The problem I am experiencing is when combining the expressions above.

Pseudo regex:

([x] outside|[x] inside)|([x] ! outside|[x] ! inside)

Actual regex:

([^\|\s]\s*\[x\]\s*\K[^!|\n]*|(?:\G(?!\A)\||(?<=\[x]\s)\s*\|)\K[^|\n]*(?=\|))|([^\|\s]\s*\[x\]\s*\!\s*\K[^|\n]*|(?:\G(?!\A)\||(?<=\[x]\s)\s*\!\s*\|)\K[^|\n]*(?=\|))

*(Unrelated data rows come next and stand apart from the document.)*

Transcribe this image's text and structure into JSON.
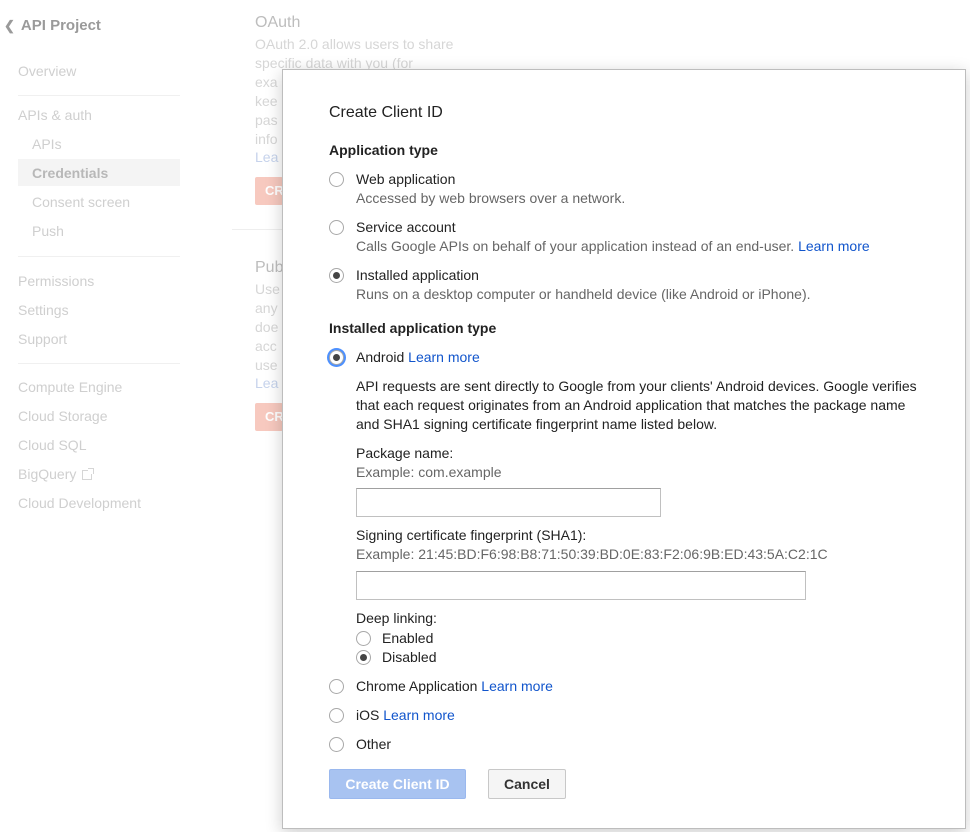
{
  "sidebar": {
    "project_title": "API Project",
    "overview": "Overview",
    "apis_auth": "APIs & auth",
    "apis": "APIs",
    "credentials": "Credentials",
    "consent_screen": "Consent screen",
    "push": "Push",
    "permissions": "Permissions",
    "settings": "Settings",
    "support": "Support",
    "compute_engine": "Compute Engine",
    "cloud_storage": "Cloud Storage",
    "cloud_sql": "Cloud SQL",
    "bigquery": "BigQuery",
    "cloud_development": "Cloud Development"
  },
  "background": {
    "oauth_title": "OAuth",
    "oauth_line1": "OAuth 2.0 allows users to share",
    "oauth_line2": "specific data with you (for",
    "oauth_line3": "exa",
    "oauth_line4": "kee",
    "oauth_line5": "pas",
    "oauth_line6": "info",
    "oauth_link": "Lea",
    "oauth_btn": "CR",
    "public_title": "Pub",
    "public_line1": "Use",
    "public_line2": "any",
    "public_line3": "doe",
    "public_line4": "acc",
    "public_line5": "use",
    "public_link": "Lea",
    "public_btn": "CR"
  },
  "dialog": {
    "title": "Create Client ID",
    "app_type_heading": "Application type",
    "app_types": [
      {
        "label": "Web application",
        "desc": "Accessed by web browsers over a network.",
        "checked": false
      },
      {
        "label": "Service account",
        "desc": "Calls Google APIs on behalf of your application instead of an end-user.",
        "link": "Learn more",
        "checked": false
      },
      {
        "label": "Installed application",
        "desc": "Runs on a desktop computer or handheld device (like Android or iPhone).",
        "checked": true
      }
    ],
    "installed_type_heading": "Installed application type",
    "android": {
      "label": "Android",
      "link": "Learn more",
      "checked": true,
      "description": "API requests are sent directly to Google from your clients' Android devices. Google verifies that each request originates from an Android application that matches the package name and SHA1 signing certificate fingerprint name listed below.",
      "package_label": "Package name:",
      "package_example": "Example: com.example",
      "package_value": "",
      "sha1_label": "Signing certificate fingerprint (SHA1):",
      "sha1_example": "Example: 21:45:BD:F6:98:B8:71:50:39:BD:0E:83:F2:06:9B:ED:43:5A:C2:1C",
      "sha1_value": "",
      "deep_linking_label": "Deep linking:",
      "deep_linking_options": [
        {
          "label": "Enabled",
          "checked": false
        },
        {
          "label": "Disabled",
          "checked": true
        }
      ]
    },
    "other_types": [
      {
        "label": "Chrome Application",
        "link": "Learn more",
        "checked": false
      },
      {
        "label": "iOS",
        "link": "Learn more",
        "checked": false
      },
      {
        "label": "Other",
        "checked": false
      }
    ],
    "create_button": "Create Client ID",
    "cancel_button": "Cancel"
  },
  "colors": {
    "link": "#1155cc",
    "primary_disabled": "#a8c3f1"
  }
}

Which produces (i.e., as in the demo linked above):

enter image description here

The regex for the matches inside the table is based on Wiktor Stribiżew's answer and explained here.


Solution

  • You can use

    (?|(?:\G(?!\A)(?<=\|)|^\|\h*\[x\]\h*\|)\h*\K([^|\n]+)(?<=\S)\h*\||\[x]\h*\K([^|\s!]+(?:\h*[^|\s]+)*))|(?|(?:\G(?!\A)\||^\|\h*\[x]\h*!\h*\|)\h*\K([^|\n]+)(?<=\S)\h*|\[x]\h*!\h*\K([^|\s]+(?:\h*[^|\s]+)*))
    

    See the regex demo. Details:

    • (?|(?:\G(?!\A)(?<=\|)|^\|\h*\[x\]\h*\|)\h*\K([^|\n]+)(?<=\S)\h*\||\[x]\h*\K([^|\s!]+(?:\h*[^|\s]+)*)) - a branch reset group matching:

      • (?:\G(?!\A)(?<=\|)|^\|\h*\[x\]\h*\|) - a non-capturing group matching either
        • \G(?!\A)(?<=\|) - the end of the previous successful match that is immediately preceded with a | char
      • | - or
        • ^\|\h*\[x\]\h*\| - start of a line/string, |, zero or more horizontal whitespaces, [x], zero or more horizontal whitespaces, |
      • \h*\K - zero or more horizontal whitespaces that are immediately discarded from the match value after matching
      • ([^|\n]+)(?<=\S) - Group 1: one or more chars other than a LF and |, as many as possible, but the chunk should match with a non-whitespace char
      • \h*\| - zero or more horizontal whitespaces and a | char
    • | - or

      • \[x]\h*\K - [x], zero or more horizontal whitespaces, and this text is discarded from the match value
      • ([^|\s!]+(?:\h*[^|\s]+)*) - Group 1 (mind it is a branch reset group): one or more chars other than !, | and whitespace, and then zero or more occurrences of zero or more horizontal whitespaces and then one or more chars other than | and whitespace
    • | - or

    • (?|(?:\G(?!\A)\||^\|\h*\[x]\h*!\h*\|)\h*\K([^|\n]+)(?<=\S)\h*|\[x]\h*!\h*\K([^|\s]+(?:\h*[^|\s]+)*)) - a branch reset group:

      • (?:\G(?!\A)\||^\|\h*\[x]\h*!\h*\|) - end of the previous successful match and a | char after, or start of string, |, zero or more horizontal whitespaces, [x], ! enclosed with zero or more horizontal whitespaces, a | char
      • \h*\K - zero or more horizontal whitespaces and the whole text matched so far is discarded from the match value
      • ([^|\n]+)(?<=\S) - Group 2: any one or more chars other than LF and | chars that end with a non-whitespace char
      • \h* - zero or more horizontal whitespaces
    • | - or

      • \[x] - a [x] string
      • \h*!\h*\K - ! enclosed with zero or more horizontal whitespaces and the whole text matched so far is discarded from the match value
      • ([^|\s]+(?:\h*[^|\s]+)*) - Group 2 (mind it is a branch reset group): one or more chars other than | and whitespace, and then zero or more occurrences of zero or more horizontal whitespaces and then one or more chars other than | and whitespace.